Bernie Andersen's job is getting more dangerous by the day.
Andersen is the fire management chief for the Kentucky Division of Forestry, and this triple-digit heat and extended drought have made much of the 12 million acres of woodlands in the state a tinder box.
"We're very concerned," Andersen said. "We've got about two-thirds of the state now in severe drought -- in Eastern and Western Kentucky -- and the middle part of the state is in moderate drought. We're having fires that we normally wouldn't have this time of year."
With an outlook of below-average rainfall for the next three months, the Division of Forestry has recalled its fire crews from helping battle massive wildfires in the West and Deep South in order to prepare for possible service on Kentucky fire lines.

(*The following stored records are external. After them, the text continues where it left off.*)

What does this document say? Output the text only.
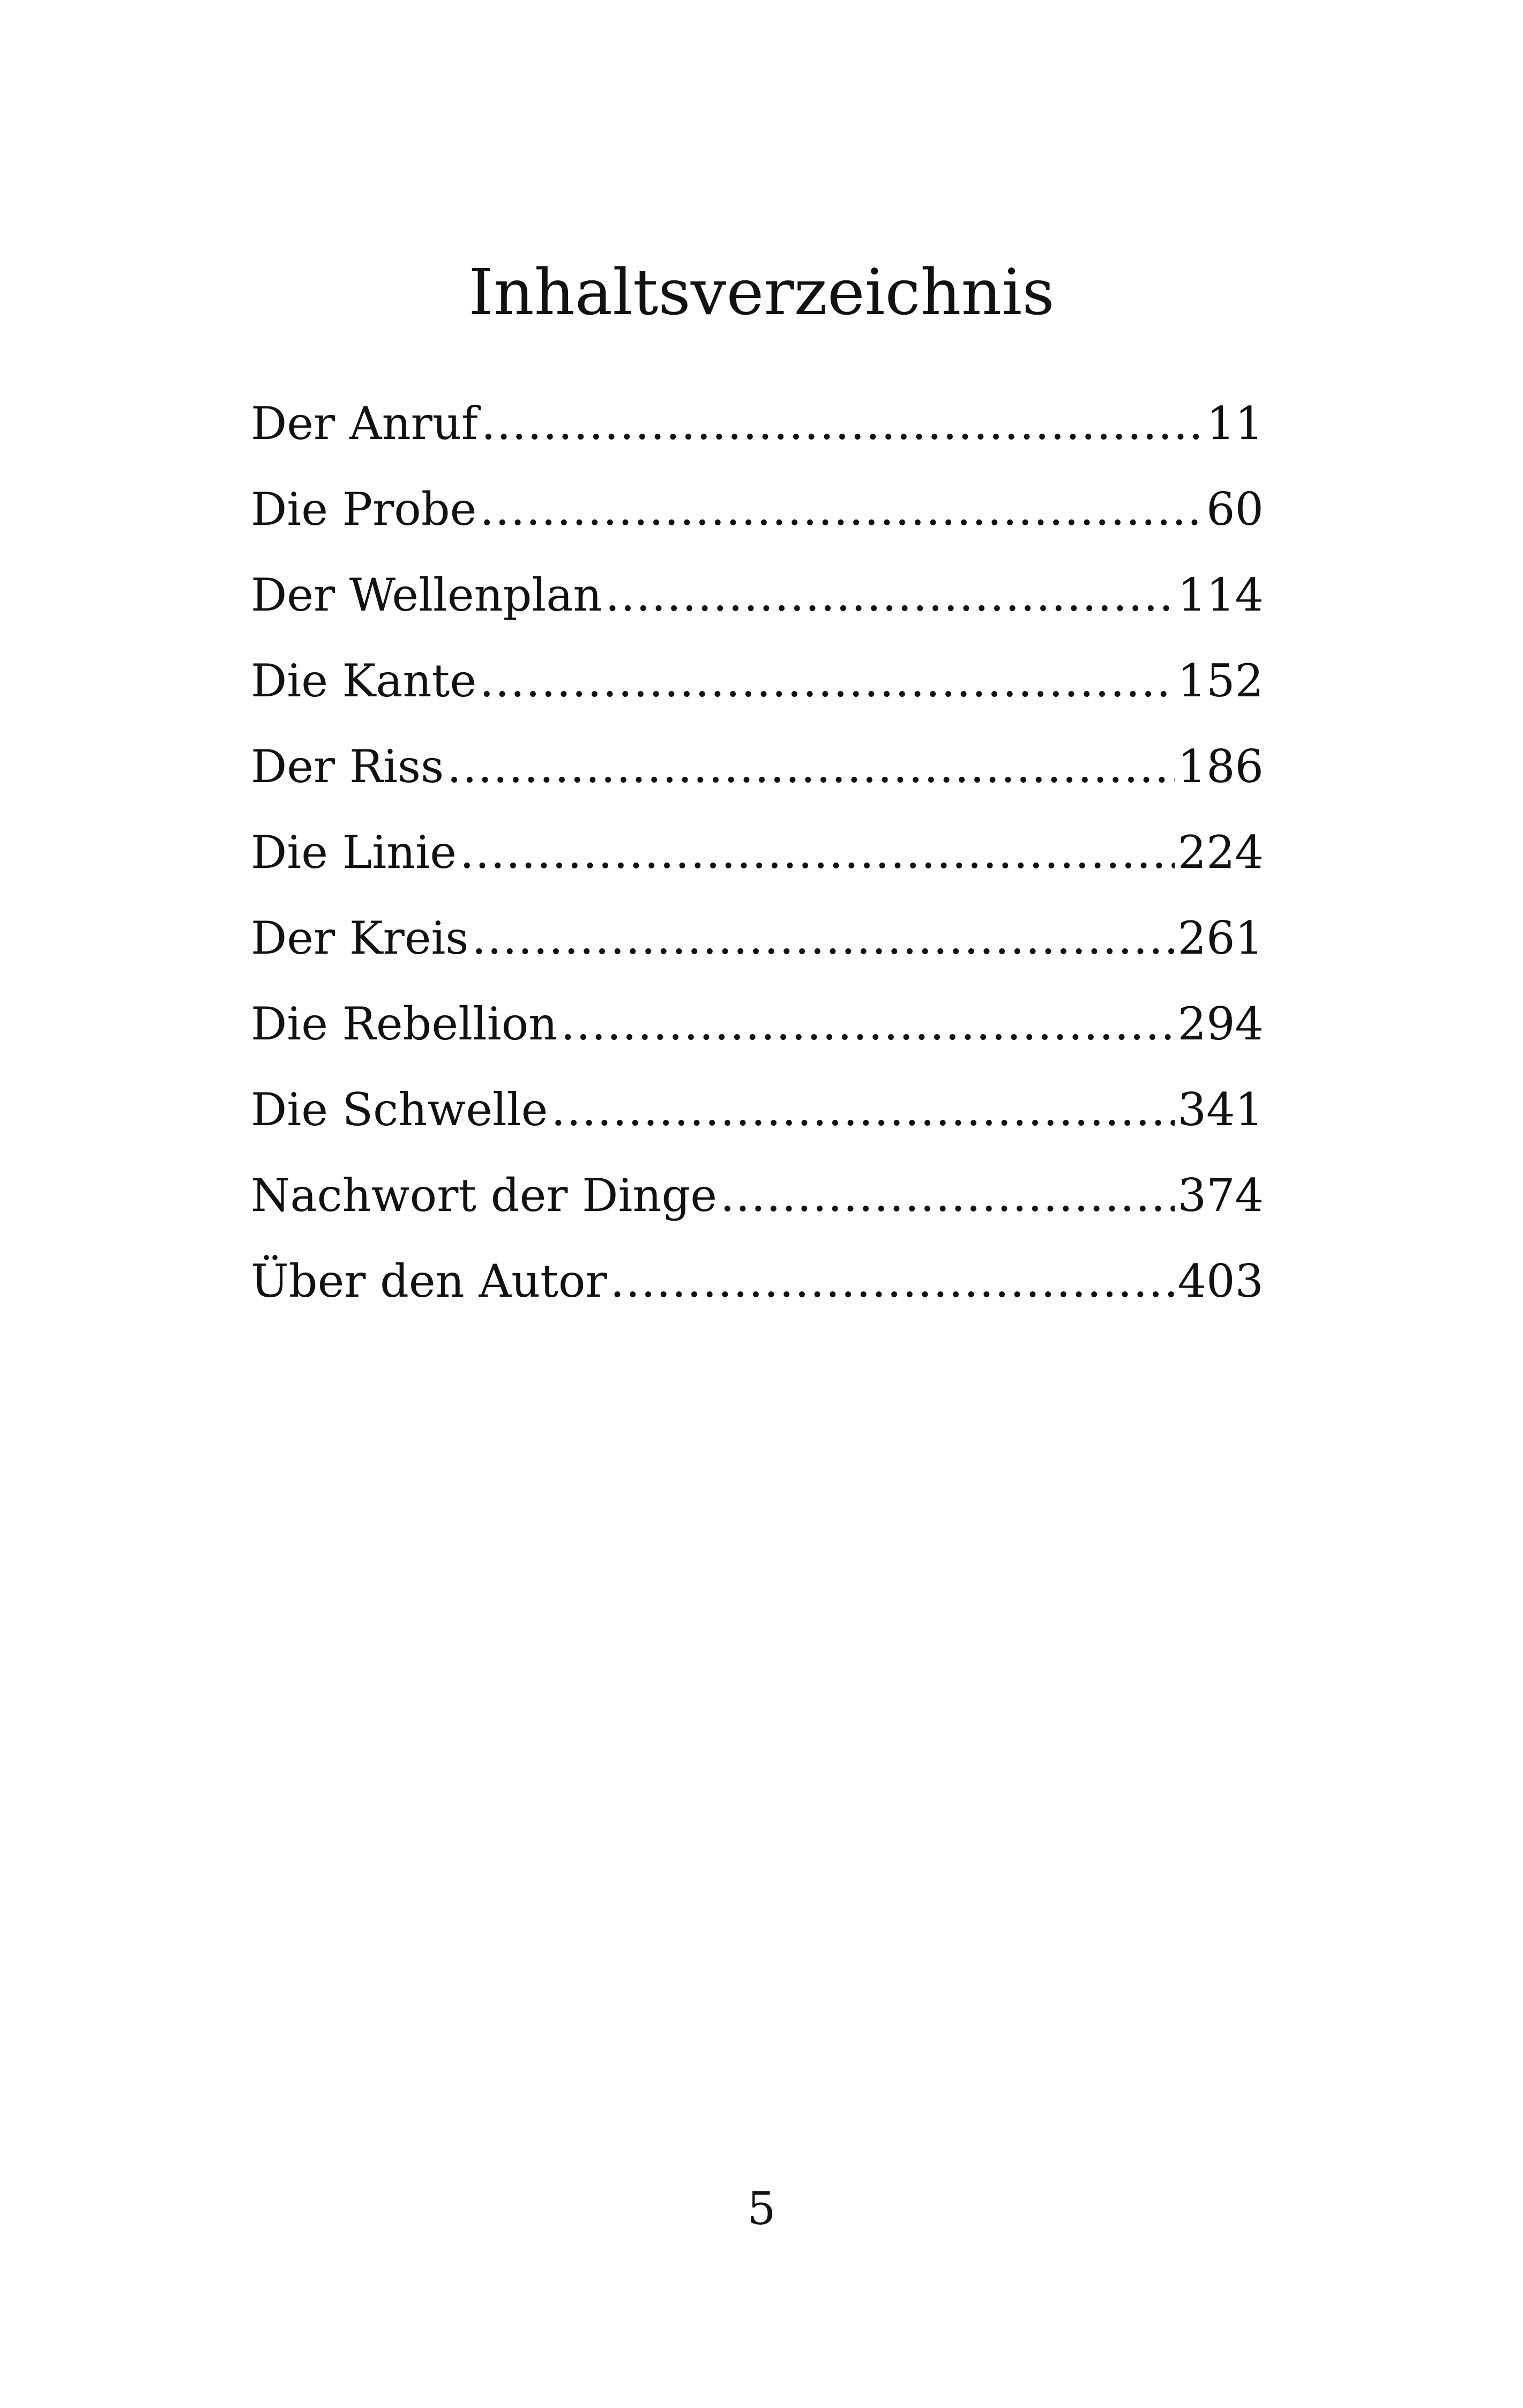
Inhaltsverzeichnis
Der Anruf .....	11
Die Probe .....	60
Der Wellenplan .....	114
Die Kante .....	152
Der Riss .....	186
Die Linie .....	224
Der Kreis .....	261
Die Rebellion .....	294
Die Schwelle .....	341
Nachwort der Dinge .....	374
Über den Autor .....	403
5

"We don't want to be alarmists, but … it can happen here. They would have never thought it could happen in Texas or Oklahoma where they lost hundreds of homes, and fires killed people and burned right into Oklahoma City. Georgia would have never thought that they'd have a 500,000-acre fire earlier this year."
The Division of Forestry and the state National Guard are making fire-contingency plans. Extra training is under way, and equipment is being added. More aerial detection is planned if conditions worsen. Firefighter vacancies are being filled as fast as possible.
Fodder for flames
Heavily forested Eastern Kentucky is traditionally the hot spot for wildfires in the fall, but the danger is increasing statewide with temperatures remaining near record levels and the wind picking up on most days.
"It saps the moisture out of the soil and trees, and they'll burn quicker and with more intensity," Andersen said. "Our big problem is, we have houses everywhere, and we spend more of our time trying to protect houses than we do putting out fires."
The Division of Forestry is encouraged that several counties have imposed outdoor burning bans and that the state's more than 700 volunteer fire departments are able to put out most grass fires before they burn out of control.
"To have this many of them at this time of year is kind of scary," said Mike Harp, the fire-management program specialist. "Not many people probably remember our bad season back in 1999-2000 … but we're actually ahead of the numbers of fires we had back then, which is one of those big red flags."
Harp said the soil can get so dry that fires may burn underground, unnoticed, for several days in the root systems of dead trees, then re-emerge beyond the fire line.
"Sometimes it may take a week, but it just slowly creeps through the root until it gets to where that root is close enough to the ground that, bam, it starts again," Harp said. "I've tracked them back where I could dig the trail up and find where it followed that root system out 100 feet past our fire line and just kept on going."